Çıraklık geleneği unutuldu yerine, kaset ve cd lerden dinleyerek yetişme
geleneği başladı.
Geçmiş
dönemlerde aşıkların çoğunluğu halkın içinde köyden köye dolaşırken, konuk
oldukları köy odalarında, cami duvarı dibinde, köy meydanlarında, düğünlerde,
muhabbet meclislerinde usta yanında yaşayarak kendilerini geliştirirler. Bazı
Aşıklar bu durumlara, tahsilini soranlara “Duvar Dibi” lisesi mezunuyum diye
söylüyorlardı. Bu duvar dibi lisesi konumu 1960’lı yıllarda göç ve şehirleşme
sürecinde değişime uğradı. Okumuşluk ve tahsil seviyesi yükseldi.
Ozanlık
adına şiir yazanlara baktığımız zaman, görülen manzara çok farklı bir içerik
taşıyor. Artık ozanlık, saz elinde gezgincilik yapmak yada, sadece çalıp
söylemek anlamında algılanmıyor. Halk ozanları ya da şairleri de kendi
kulvarları arasında değişime uğradı. Bu değişimi kabullenmek gerekiyor.
Cd’si
ile, Televizyon kanallarında yayımlanan klipleri ile, katıldıkları konserler,ve
festivaller ile halka kendisini kabul etmiş kişiler vardır.

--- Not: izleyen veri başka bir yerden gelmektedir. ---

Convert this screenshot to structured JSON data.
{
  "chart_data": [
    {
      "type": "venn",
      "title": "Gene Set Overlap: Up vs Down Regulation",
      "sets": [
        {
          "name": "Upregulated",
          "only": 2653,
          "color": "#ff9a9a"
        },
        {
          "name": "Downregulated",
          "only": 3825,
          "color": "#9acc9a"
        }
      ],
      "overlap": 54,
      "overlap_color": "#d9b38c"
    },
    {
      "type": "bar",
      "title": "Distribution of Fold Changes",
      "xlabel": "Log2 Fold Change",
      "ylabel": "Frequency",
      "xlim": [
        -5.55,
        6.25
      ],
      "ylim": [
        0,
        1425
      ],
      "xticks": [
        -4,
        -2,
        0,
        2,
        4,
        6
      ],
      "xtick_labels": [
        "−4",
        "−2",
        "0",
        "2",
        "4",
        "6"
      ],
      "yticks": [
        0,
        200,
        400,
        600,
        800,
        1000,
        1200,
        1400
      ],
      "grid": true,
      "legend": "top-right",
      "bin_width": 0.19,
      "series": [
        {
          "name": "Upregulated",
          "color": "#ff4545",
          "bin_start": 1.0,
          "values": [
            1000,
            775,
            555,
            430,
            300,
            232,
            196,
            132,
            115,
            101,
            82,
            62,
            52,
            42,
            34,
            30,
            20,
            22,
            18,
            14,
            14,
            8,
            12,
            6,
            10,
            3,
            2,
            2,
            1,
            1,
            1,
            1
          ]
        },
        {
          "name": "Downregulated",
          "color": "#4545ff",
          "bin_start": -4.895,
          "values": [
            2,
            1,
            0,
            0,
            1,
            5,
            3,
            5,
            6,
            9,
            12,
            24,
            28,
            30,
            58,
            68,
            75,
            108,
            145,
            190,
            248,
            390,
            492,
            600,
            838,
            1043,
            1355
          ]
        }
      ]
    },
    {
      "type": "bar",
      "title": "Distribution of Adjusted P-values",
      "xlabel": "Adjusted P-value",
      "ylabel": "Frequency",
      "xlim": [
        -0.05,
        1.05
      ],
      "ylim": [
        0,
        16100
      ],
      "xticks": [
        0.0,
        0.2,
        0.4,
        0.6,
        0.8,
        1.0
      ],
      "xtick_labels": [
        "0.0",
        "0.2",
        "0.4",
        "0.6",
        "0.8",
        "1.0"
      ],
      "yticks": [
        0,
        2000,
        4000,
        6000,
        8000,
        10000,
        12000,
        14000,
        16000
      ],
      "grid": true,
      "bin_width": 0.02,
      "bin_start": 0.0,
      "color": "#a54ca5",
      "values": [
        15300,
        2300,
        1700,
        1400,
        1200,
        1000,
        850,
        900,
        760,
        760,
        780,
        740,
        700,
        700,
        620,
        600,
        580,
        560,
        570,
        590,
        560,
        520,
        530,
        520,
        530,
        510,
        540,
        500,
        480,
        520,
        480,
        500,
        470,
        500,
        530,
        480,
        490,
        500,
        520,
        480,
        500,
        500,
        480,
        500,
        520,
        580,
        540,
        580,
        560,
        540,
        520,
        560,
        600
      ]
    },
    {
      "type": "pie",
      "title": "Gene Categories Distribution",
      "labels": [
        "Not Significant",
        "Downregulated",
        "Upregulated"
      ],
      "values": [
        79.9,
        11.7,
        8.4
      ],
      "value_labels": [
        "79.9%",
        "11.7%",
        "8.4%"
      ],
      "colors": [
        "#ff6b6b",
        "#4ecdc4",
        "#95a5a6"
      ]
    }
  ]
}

Günümüzdeki
kuşaklardan: Nurşani, Dertli Divani, Maksut Feryadi, Kevseri gibi bir çok örnek
verebiliriz, eserleri birçok sanatçı tarafından
okunan kişilerdir.
Halk
şiirini yazanlar, geçmişte var olduğu gibi günümüzde de varlar. İlla ki, bir
çalgı çalması gerekmiyor. Sadece şairlik türünden ozan mahlasıyla şiirler
yazabiliyorlar. Bu tür şiir yazanlara bakıldığında, “Duvar Dibi Lisesi” mezunu
olmadıkların görüyoruz. Onlarcası yüksek okul mezunu, öğretmen, mimar ve birçok
alanda var olan kişilerdir.
Bazıları
ise birden fazla dil biliyor. Buna onlarca örnek vermek mümkün. Dolayısıyla bu
ozanlık geleneğinin yeni geldiği konumu görmek ve kabullenmek gerekiyor.
Örneklemek
gerekirse:
Bekir
Karadeniz, Orhan
Bahçıvan, Murat Muratoğlu, Rasim Köroğlu, Seyfettin Kaya, Ozan İnci ilk anda akıllara
gelenler.
Bir
başka yönüyle yazmak gerekirse Lise ve dengi okullarda yetişip bu sahada eser
verenler de oldukça fazladır. Yani kısacası artık halk şirini yazanların da
belli bir düzeyde eğitim aldıkları görülüyor. Bu şair ya da ozanların çoğu
birden fazla dil biliyor hatta üç dil bile bilenlerin varlığını yazmak
gerekiyor.
Aşıklıkta
usta çırak ilişkisi de zamanla değişime uğradı. Aşıklar gezgin oldukları
zamanlarda yanlarında, yetiştirmek için aşıklığa hevesli gençleri gezdirerek
onların yetişmesine katkı sağlarlardı. Bir usta aşık yanında yetişen çırak
hareketleriyle tavrıyla oturmasıyla kalkmasıyla aşıklığı öğrenmiş oluyordu. Halk
geleneğini yaşayarak tanıyordu. Her usta yetiştirdiği çırağına asıl isminden
başka, birde mahlas denilen isim veriyordu. Bu gelenek belli bölgelerde halen vardır.
Bir
çok Halk Ozanının dediği gibi Halk oldukça Hal Ozanları da var olacaktır.
Her
çağda değişen koşullarda halkın dertlerini, acılarını sevinçlerini şiir olarak
yazıp türkü olarak çalıp söyleyeceklerdir. Hemen her konuda yazarak Halk
Türkücülerine kaynaklık edeceklerdir. Belki de Aşık Mahzuni ile başlayan öteki
ülkelerin dertlerini dünya kamu oyunu ilgilendiren konuları da işleyeceklerdir.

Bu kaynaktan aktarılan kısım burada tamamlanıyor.